A multicentre, observational open trial enrolled patients with primary FM (44.1+/-8.1y), and matched controls (44.1+/-7.3y). Outcome measurements and gait analyses were available for 52 pairs. A 3-step statistical analysis was carried out. A preliminary single blind analysis using k-means cluster was performed as an initial validation of gait markers. Then in order to quantify FM patients according to psychometric and gait variables an open descriptive analysis comparing patients and controls were made, and correlations between gait variables and main outcomes were calculated. Finally using cluster analysis, we described subgroups for each gait variable and looked for significant differences in self-reported assessments
SF was the most discriminating gait variable (73% of patients and controls).

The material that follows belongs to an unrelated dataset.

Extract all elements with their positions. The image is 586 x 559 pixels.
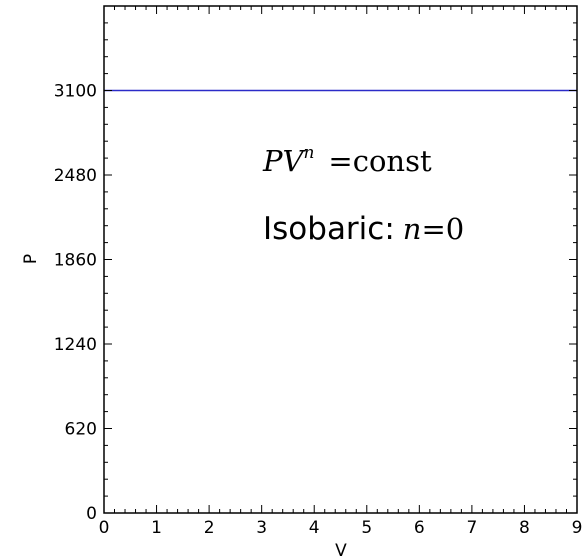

SF, SR, and CCP were different between patients and controls. There was a non-significant association between SF, FIQ and physical components from Short-Form 36 (p=0.06). SR was correlated to FIQ (p=0.01) and catastrophizing (p=0.05) while CCP was correlated to pain (p=0.01). The SF cluster identified 3 subgroups with a particular one characterized by normal SF, low pain, high activity and hyperkinesia. The SR cluster identified 2 distinct subgroups: the one with a reduced SR was distinguished by high FIQ, poor coping and altered affective status.
Gait analysis may provide additional information in the identification of subgroups among fibromyalgia patients. Gait analysis provided relevant information about physical and cognitive status, and pain behavior. Further studies are needed to better understand gait analysis implications in FM.